By tenth grade we found that we could really get under the skin of the bullies that loved to get our goats. Quite often we could get theirs instead, which would often lead to a more severe wedgie, but hey… we absorbed the abuse to our briefs and smirked while we picked up our spilled books at the knowledge that some day in the not too distant future we’d be putting our much maligned intellects to use, and the guys handing out the wedgies would be fat, bald alcoholic wife abusers stuck in the ruts of their miserable lives.


By eleventh grade I found that not only could I strike back verbally while getting tossed in a dumpster, I could actually avert the attack altogether just by shouting down the aggressor with a few well chosen lines from my repertoire.

Sometime in college I was surprised to find myself largely unassailed and yet still playing the game. Surrounded by intelligent folks of like mind and experience, we continued to work on our material, much to the amusement of all. Many a happy moment was had at someone else’s expense, except it wasn’t really at their expense because they mostly had a good comeback to keep the good natured laughs going.

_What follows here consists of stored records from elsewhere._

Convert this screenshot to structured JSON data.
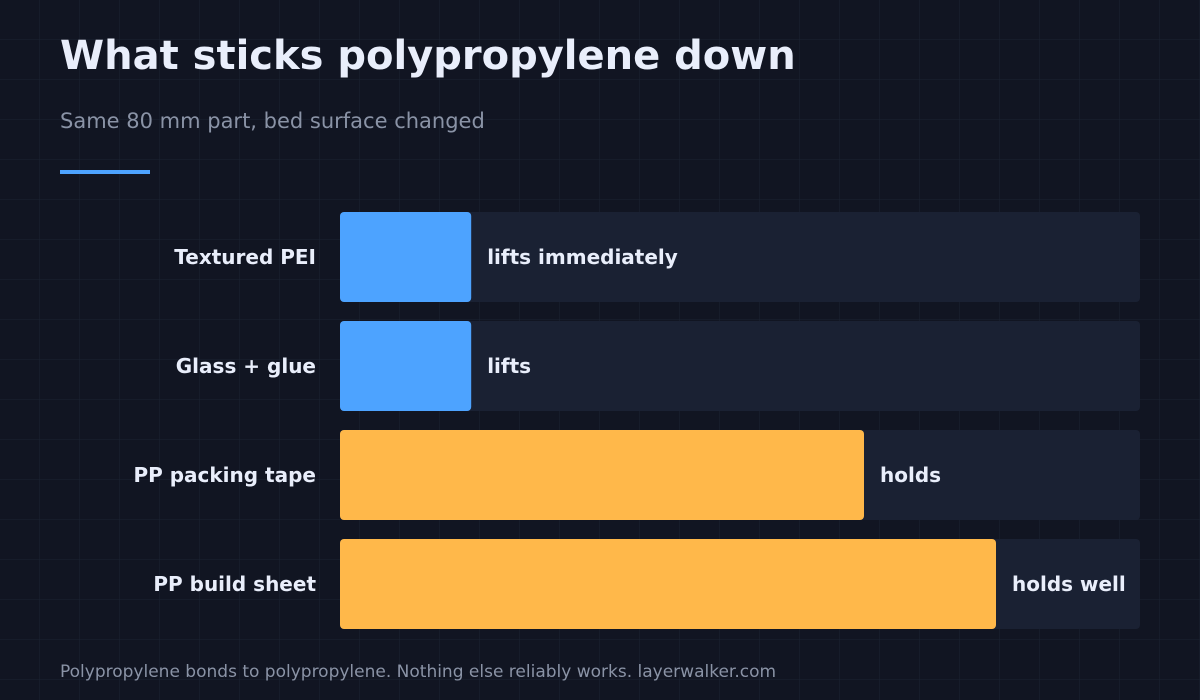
{
  "chart_data": {
    "type": "bar",
    "orientation": "horizontal",
    "title": "What sticks polypropylene down",
    "subtitle": "Same 80 mm part, bed surface changed",
    "categories": [
      "Textured PEI",
      "Glass + glue",
      "PP packing tape",
      "PP build sheet"
    ],
    "values": [
      16.4,
      16.4,
      65.5,
      82
    ],
    "labels": [
      "lifts immediately",
      "lifts",
      "holds",
      "holds well"
    ],
    "colors": [
      "#4da3ff",
      "#4da3ff",
      "#ffb84a",
      "#ffb84a"
    ],
    "xlim": [
      0,
      100
    ],
    "footer": "Polypropylene bonds to polypropylene. Nothing else reliably works. layerwalker.com"
  }
}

The only down side was when our venom spilled over on someone who had not yet developed the leathery hide required to participate in our twisted little pastime. A freshman or two definitely felt the sting and went away moping when they strayed too close to the mele. And once I totally scored a triple whammy, in-your-face, sent them packing point on a girl that was so good I almost called my buddies to tell them about it. Except that she was seven, the niece of a friend who was watching a movie at our place and floated out a perfect setup. She was reduced to tears and it took me weeks of apologizing before it was finally smoothed over. About that same time I had a friend who claimed he could make a complete stranger cry in six sentences or less. I believe him.

Despite the occasional collateral damage I think the game been more or less a good thing. I’m all but impervious to verbal abuse, ask anyone who knows me, I’m pretty much un-gettable. The interesting thing is that what started out as a totally degrading experience developed into a practice that armored me, and continues to sharpen my intellect and sense of humor as the years pass.

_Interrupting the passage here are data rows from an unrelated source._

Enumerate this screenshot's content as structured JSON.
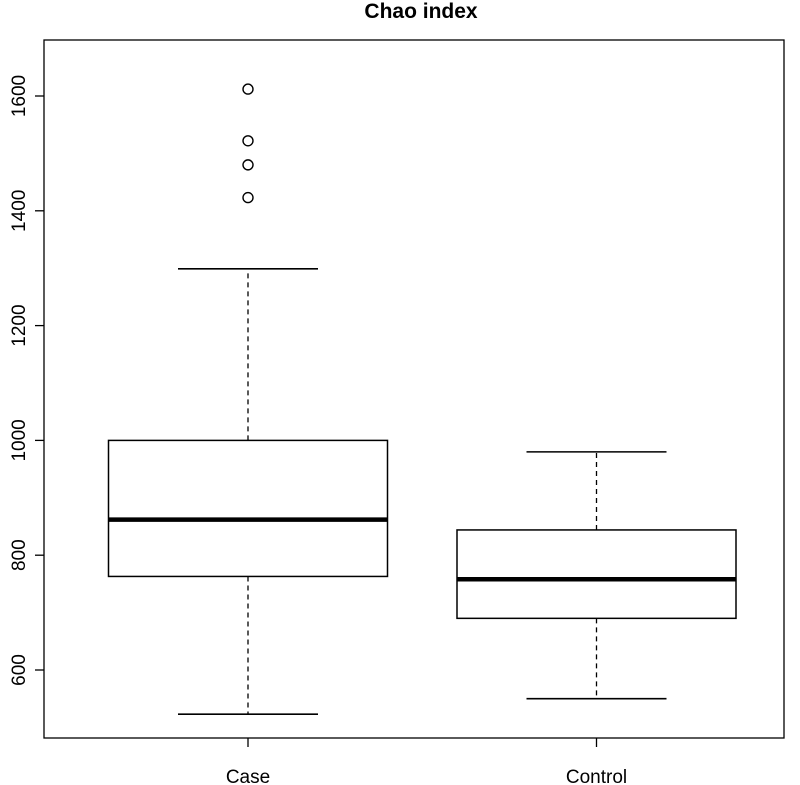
{
  "chart_data": {
    "type": "boxplot",
    "title": "Chao index",
    "xlabel": "",
    "ylabel": "",
    "ylim": [
      495,
      1650
    ],
    "yticks": [
      600,
      800,
      1000,
      1200,
      1400,
      1600
    ],
    "ytick_labels": [
      "600",
      "800",
      "1000",
      "1200",
      "1400",
      "1600"
    ],
    "grid": false,
    "categories": [
      "Case",
      "Control"
    ],
    "boxes": [
      {
        "category": "Case",
        "whisker_low": 523,
        "q1": 763,
        "median": 862,
        "q3": 1000,
        "whisker_high": 1299,
        "outliers": [
          1423,
          1480,
          1522,
          1612
        ]
      },
      {
        "category": "Control",
        "whisker_low": 550,
        "q1": 690,
        "median": 758,
        "q3": 844,
        "whisker_high": 980,
        "outliers": []
      }
    ]
  }
}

At the risk of setting off all the political correctness alarms, I’m just going to dive into this. Dorks growing up to be millionaires led to the advent of “geek sheik” with fashion statements like Drew Carey glasses and t-shirts that say I Heart Dorks. (My personal favorite is one that says “Classically Trained” with the Atari logo on it.) We geeks have turned the epithet around much the same way that the black community has pulled the teeth out of some of the racial epithets that have plagued them. It’s why gangstas call each other “nigga”. It pulls the teeth out of the serpent. “You can’t insult me with a term if it’s the term I use to call my friends.” (That one obviously isn’t totally de-fanged yet, just ask any white rapper if they use the term with impunity.)

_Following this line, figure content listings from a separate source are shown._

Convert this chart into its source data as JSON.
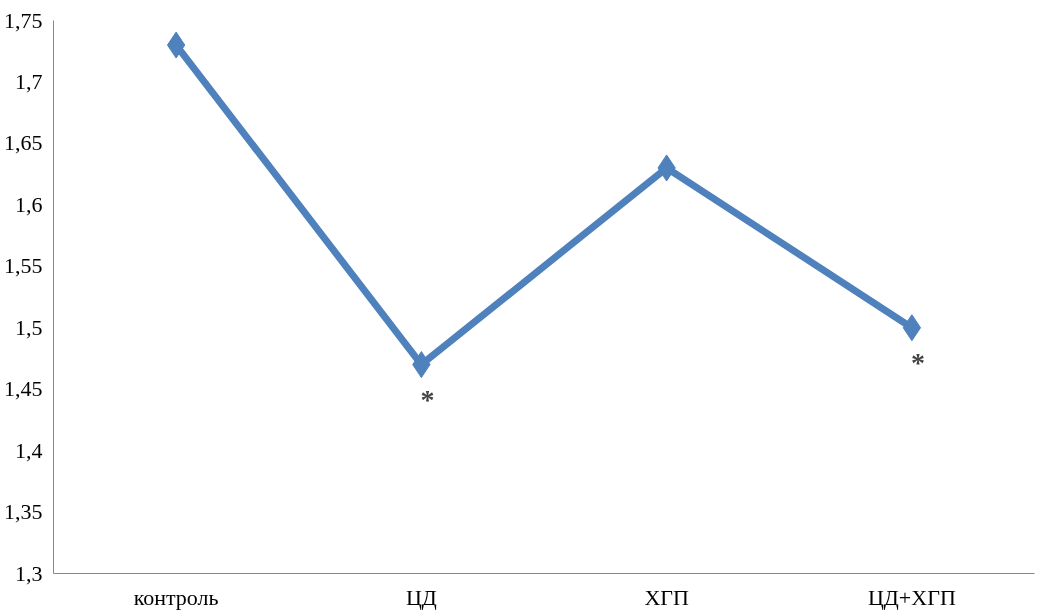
{
  "chart_data": {
    "type": "line",
    "categories": [
      "контроль",
      "ЦД",
      "ХГП",
      "ЦД+ХГП"
    ],
    "series": [
      {
        "color": "#4f81bd",
        "values": [
          1.73,
          1.47,
          1.63,
          1.5
        ]
      }
    ],
    "ylim": [
      1.3,
      1.75
    ],
    "yticks": [
      {
        "value": 1.3,
        "label": "1,3"
      },
      {
        "value": 1.35,
        "label": "1,35"
      },
      {
        "value": 1.4,
        "label": "1,4"
      },
      {
        "value": 1.45,
        "label": "1,45"
      },
      {
        "value": 1.5,
        "label": "1,5"
      },
      {
        "value": 1.55,
        "label": "1,55"
      },
      {
        "value": 1.6,
        "label": "1,6"
      },
      {
        "value": 1.65,
        "label": "1,65"
      },
      {
        "value": 1.7,
        "label": "1,7"
      },
      {
        "value": 1.75,
        "label": "1,75"
      }
    ],
    "annotations": [
      {
        "text": "*",
        "x": "ЦД",
        "y": 1.47
      },
      {
        "text": "*",
        "x": "ЦД+ХГП",
        "y": 1.5
      }
    ],
    "marker": "diamond",
    "line_style": "solid",
    "grid": false
  }
}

So, watch how you deride people. If you’re in the habit of doing it maliciously (as opposed to jokingly, there’s a fine line there for most) you may find that what you’re really doing is creating a monster that will someday tongue lash you into submission and walk away, self esteem firmly re-established. And for any parents, keep in mind that while “Ignore The Bully” is still the time tested correct response, having a better response may lead to some damaged underpants in the short term, but if used properly the proverbial pen is certainly mightier than the sword.